America's nearly 9000 voting jurisdictions in 50 states are a patchwork of local laws governing ballot process and machine auditing, with no uniform standards or basic principles for election integrity.
This lack of consistency does not foster security - as commonly stated by elections officials - but allows multiple loopholes for fraud and cyber attacks.
Voting machines are typically owned and operated by private companies that use trade secrets and copyright law to keep their software off limits to public inspection.
Nearly all American ballots, including those cast in popular vote-by-mail systems, are now processed by these electronic "black box" systems.
Fourteen states use Direct Recording Electronic (DRE) Touchscreen voting systems with no paper ballot, making an audit of the voting results impossible.
Where paper ballots are used with Optical Scanners, most states do not conduct meaningful audits of these scanners, and many fail to uphold common-sense audit standards such as randomness (precincts or races to audit are actually chosen weeks in advance) and public oversight.
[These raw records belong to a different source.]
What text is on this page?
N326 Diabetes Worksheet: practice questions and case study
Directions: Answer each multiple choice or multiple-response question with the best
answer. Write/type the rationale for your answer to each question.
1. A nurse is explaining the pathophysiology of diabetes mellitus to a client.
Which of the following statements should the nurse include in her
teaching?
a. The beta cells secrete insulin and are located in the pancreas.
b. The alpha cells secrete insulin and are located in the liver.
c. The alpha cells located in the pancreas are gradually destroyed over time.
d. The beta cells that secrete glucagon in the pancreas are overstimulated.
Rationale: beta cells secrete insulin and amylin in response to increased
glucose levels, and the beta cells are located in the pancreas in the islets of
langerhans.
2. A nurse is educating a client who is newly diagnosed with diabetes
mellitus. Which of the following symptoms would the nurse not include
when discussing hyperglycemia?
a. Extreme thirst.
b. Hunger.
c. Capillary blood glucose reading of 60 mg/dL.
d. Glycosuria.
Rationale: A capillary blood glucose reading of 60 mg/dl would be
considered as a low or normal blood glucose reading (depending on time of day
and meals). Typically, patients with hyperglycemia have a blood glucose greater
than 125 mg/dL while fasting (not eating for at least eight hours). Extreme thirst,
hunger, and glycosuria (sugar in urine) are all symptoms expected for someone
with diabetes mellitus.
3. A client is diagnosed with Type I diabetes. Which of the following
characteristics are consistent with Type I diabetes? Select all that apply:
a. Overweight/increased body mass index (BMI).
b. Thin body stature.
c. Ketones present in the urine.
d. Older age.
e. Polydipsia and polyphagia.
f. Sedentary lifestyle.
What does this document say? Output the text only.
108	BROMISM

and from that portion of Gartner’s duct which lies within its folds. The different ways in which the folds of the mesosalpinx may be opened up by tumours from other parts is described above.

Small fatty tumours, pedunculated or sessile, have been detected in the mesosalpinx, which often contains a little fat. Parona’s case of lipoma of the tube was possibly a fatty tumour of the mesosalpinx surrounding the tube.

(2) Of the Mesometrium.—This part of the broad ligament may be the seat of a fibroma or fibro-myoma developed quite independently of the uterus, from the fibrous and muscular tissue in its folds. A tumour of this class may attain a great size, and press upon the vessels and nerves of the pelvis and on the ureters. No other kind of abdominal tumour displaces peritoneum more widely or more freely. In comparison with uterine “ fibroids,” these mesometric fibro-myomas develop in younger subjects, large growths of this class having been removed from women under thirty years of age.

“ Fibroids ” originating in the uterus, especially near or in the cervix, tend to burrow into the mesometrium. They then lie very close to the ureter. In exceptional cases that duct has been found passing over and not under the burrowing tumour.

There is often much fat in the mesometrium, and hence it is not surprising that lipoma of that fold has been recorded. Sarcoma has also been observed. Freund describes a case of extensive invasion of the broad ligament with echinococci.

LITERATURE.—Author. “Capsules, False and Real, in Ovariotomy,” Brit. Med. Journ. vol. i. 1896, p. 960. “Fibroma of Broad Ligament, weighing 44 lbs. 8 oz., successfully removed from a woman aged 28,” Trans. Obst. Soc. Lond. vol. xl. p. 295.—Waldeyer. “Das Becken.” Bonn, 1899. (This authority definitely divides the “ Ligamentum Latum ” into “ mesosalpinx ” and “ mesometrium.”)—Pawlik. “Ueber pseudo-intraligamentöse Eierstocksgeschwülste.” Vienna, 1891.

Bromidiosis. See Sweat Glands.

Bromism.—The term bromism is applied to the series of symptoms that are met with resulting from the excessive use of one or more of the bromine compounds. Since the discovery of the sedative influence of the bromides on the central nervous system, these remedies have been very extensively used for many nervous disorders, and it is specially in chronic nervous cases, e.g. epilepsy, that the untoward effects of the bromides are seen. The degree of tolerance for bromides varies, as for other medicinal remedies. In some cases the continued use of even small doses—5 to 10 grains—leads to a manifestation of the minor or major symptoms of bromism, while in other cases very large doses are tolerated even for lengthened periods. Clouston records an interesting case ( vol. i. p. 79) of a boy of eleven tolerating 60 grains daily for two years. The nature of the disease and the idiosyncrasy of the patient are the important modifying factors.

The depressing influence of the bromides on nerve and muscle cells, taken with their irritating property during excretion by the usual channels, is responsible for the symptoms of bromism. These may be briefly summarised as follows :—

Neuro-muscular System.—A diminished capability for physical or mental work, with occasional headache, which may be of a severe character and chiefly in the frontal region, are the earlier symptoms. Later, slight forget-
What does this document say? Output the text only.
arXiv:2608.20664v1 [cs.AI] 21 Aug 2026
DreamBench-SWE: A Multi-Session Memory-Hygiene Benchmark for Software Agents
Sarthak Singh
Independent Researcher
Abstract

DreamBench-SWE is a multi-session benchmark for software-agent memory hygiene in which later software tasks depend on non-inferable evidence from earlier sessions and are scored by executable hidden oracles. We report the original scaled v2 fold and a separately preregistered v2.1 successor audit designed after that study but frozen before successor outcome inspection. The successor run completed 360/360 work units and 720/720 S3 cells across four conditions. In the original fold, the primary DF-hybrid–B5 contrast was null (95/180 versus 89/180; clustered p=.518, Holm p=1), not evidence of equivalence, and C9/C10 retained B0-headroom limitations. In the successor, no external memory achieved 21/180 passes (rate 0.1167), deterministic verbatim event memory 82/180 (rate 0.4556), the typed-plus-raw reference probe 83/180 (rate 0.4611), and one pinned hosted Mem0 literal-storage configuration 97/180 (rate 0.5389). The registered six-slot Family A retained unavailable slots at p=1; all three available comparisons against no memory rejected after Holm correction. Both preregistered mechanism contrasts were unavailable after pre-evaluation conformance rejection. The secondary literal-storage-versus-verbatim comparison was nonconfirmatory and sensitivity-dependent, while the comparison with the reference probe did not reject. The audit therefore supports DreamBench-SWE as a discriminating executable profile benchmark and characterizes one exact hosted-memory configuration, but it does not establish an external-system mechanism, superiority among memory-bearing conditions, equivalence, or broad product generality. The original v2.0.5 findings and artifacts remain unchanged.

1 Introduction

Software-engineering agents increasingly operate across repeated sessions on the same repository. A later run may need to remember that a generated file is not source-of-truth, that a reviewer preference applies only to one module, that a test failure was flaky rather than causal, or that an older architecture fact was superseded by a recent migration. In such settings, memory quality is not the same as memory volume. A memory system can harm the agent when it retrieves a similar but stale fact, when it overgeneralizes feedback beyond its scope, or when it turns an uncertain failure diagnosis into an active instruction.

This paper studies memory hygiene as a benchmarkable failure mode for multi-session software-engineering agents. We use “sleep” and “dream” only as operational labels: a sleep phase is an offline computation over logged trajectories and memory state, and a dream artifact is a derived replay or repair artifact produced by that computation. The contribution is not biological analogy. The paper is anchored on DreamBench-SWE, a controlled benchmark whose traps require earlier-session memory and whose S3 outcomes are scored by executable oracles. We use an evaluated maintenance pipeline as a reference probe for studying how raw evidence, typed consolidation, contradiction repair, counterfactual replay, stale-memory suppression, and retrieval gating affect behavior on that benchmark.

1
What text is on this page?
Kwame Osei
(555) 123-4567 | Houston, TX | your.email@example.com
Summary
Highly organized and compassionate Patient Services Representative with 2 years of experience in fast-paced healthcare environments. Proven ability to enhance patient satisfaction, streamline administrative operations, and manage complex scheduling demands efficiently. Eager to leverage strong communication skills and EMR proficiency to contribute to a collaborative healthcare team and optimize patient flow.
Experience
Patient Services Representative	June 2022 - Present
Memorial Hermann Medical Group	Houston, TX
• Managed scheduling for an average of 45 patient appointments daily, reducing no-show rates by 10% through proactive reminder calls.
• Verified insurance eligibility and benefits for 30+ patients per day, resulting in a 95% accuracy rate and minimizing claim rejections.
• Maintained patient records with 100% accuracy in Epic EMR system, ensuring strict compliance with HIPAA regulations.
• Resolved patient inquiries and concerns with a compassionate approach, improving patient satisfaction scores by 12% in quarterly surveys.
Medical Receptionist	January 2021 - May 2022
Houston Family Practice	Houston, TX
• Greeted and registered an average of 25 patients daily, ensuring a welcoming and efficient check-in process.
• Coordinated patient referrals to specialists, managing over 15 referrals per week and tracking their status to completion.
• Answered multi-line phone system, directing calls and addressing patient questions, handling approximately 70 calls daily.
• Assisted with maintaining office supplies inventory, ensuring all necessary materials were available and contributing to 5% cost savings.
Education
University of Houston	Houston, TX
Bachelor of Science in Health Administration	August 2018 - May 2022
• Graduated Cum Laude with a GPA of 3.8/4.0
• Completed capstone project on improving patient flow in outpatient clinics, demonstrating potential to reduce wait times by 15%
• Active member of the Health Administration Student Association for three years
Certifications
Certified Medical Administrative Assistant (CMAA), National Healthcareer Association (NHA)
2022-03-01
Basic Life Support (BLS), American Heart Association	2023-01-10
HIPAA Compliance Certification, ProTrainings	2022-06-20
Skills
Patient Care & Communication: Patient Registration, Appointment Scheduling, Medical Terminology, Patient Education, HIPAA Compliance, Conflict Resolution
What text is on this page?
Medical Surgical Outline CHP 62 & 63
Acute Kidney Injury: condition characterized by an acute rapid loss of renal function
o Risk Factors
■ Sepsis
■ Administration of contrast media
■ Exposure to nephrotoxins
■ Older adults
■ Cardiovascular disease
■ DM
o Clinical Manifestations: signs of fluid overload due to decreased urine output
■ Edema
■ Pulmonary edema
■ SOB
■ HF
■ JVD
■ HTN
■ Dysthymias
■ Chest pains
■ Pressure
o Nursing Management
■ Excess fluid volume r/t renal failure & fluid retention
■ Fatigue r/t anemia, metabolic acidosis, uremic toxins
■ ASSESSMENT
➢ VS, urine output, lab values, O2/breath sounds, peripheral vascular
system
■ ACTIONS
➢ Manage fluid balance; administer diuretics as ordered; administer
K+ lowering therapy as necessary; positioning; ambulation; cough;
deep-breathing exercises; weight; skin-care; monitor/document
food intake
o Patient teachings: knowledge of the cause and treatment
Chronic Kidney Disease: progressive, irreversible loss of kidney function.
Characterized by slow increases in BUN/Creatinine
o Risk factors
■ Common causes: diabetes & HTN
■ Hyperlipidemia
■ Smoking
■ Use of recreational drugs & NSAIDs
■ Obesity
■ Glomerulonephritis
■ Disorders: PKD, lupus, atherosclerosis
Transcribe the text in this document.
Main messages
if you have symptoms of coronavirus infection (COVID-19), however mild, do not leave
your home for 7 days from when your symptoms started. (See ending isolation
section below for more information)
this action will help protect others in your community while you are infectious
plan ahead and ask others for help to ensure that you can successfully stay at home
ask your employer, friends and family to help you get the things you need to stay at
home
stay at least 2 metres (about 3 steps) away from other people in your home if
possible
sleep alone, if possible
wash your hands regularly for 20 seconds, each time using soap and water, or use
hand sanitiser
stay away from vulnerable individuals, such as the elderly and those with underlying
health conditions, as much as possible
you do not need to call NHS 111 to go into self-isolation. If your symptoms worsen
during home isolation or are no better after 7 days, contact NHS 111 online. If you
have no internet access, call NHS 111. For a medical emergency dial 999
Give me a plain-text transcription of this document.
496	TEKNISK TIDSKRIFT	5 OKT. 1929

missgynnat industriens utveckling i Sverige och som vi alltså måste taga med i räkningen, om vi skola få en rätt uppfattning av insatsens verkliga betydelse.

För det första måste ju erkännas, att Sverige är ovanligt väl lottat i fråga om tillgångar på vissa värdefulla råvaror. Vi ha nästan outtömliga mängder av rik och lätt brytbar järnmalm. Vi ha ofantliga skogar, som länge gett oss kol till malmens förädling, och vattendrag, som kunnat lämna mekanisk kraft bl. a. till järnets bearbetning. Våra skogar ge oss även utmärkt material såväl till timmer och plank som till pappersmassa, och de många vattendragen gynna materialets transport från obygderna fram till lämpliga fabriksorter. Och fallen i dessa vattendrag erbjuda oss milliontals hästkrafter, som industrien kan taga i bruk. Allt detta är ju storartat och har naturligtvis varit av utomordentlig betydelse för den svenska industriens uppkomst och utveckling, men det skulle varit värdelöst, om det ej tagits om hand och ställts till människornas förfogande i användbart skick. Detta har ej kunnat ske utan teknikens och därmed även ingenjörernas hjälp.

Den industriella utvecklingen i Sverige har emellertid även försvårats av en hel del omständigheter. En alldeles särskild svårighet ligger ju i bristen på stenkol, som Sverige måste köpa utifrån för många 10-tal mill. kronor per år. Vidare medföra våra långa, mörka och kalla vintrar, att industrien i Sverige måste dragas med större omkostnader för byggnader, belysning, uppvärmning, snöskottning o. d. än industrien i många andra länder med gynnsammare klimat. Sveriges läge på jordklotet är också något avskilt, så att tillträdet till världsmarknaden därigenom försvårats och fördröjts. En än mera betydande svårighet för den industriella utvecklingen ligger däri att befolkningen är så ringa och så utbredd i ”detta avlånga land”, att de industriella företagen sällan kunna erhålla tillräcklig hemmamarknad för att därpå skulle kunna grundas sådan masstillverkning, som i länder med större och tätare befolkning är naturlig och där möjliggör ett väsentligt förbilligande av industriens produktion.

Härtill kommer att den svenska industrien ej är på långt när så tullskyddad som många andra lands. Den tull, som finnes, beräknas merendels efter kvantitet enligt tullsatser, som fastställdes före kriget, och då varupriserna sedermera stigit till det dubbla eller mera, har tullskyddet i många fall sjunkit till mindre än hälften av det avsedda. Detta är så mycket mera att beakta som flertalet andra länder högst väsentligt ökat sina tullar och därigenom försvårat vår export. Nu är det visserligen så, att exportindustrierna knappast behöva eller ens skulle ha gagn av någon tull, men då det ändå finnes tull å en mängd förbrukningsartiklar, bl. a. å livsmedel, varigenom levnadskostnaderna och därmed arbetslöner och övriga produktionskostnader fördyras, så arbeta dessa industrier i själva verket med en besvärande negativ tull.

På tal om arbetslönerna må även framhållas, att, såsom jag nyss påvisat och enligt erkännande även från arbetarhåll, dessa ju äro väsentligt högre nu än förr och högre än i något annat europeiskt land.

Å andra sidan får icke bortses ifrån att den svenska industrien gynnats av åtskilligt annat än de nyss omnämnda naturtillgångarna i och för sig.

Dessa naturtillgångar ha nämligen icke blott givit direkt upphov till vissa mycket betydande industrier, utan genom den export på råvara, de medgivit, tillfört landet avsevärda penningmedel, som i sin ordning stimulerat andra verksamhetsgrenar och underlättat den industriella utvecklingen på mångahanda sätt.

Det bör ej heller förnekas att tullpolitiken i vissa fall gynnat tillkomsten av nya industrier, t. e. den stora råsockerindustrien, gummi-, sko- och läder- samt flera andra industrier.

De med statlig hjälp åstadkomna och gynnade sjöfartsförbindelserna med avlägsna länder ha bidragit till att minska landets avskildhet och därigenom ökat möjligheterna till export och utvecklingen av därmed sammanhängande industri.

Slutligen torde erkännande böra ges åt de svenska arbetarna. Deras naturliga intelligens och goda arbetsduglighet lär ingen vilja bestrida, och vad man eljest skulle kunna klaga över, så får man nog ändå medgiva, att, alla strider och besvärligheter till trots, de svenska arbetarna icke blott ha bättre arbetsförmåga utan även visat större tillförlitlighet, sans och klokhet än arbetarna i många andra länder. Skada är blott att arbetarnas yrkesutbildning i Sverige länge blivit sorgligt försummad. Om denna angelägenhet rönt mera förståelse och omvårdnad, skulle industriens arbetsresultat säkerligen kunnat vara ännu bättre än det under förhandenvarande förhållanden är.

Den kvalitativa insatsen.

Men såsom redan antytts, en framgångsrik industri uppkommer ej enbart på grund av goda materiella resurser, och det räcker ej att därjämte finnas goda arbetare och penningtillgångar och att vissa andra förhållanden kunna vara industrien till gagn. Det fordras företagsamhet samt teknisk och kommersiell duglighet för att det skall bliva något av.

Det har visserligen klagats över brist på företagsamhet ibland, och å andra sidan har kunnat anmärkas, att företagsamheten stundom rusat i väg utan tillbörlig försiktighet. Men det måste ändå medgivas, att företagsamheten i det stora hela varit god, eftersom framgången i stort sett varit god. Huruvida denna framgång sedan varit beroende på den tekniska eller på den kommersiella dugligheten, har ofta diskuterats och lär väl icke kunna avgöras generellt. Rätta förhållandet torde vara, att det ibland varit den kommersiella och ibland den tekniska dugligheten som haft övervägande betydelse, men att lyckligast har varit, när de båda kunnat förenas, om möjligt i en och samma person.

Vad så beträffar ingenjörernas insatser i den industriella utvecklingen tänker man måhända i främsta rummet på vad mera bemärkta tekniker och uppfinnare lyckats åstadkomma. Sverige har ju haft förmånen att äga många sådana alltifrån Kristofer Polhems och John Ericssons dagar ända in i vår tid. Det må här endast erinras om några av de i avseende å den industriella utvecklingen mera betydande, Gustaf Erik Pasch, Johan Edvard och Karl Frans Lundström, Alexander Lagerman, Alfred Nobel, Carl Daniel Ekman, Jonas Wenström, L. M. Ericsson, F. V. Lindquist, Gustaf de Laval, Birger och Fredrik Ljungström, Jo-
Some "audits" consist only of having the same voting machines print internal results again, which is not technically an audit.
No current pre-election tests of the machines can detect or prevent fraud through malicious code in the vote counting software.
Electronic voter rolls are spreading nationwide, making voting lists equally vulnerable to hacking and manipulation.
Looming on the horizon is Internet voting, offering no transparency or security, and the greatest opportunity for fraud, voter intimidation, and foreign hacking of our elections.
Currently the burden of proof of stolen elections rests on the voter or candidate. In the cases of suspicious results or rule violations, elections administrators, political parties, Secretaries of State, and Justice Department officials, often decline to take action.
Electronic voting machines consistently fail and are prone to error. They have:
Forced states to hold new elections
Added and subtracted votes not cast by voters
Changed voters’ choices on the screen
Given voters the wrong ballot
Passed pre-election testing and failed on election day
Reversed election outcomes
Broken down, causing long lines during elections
Failing machines are becoming a crisis for cash-poor communities who can't replace their aging systems.
This brings an opportunity to revisit the design and cost of voting systems, choosing processes that uphold the requirements of democratic elections: transparency, accuracy, and public oversight.
Private, non-transparent e-voting systems are being banned in developed countries around the world, including Germany, Ireland and the Netherlands.
2012: Ireland sends their e-voting machines to a recycling center.
2009: German High Court issues landmark decision against nontransparent electronic voting, supporting the “public nature” of elections.
2008: Netherlands bans e-voting, preferring paper and pencil.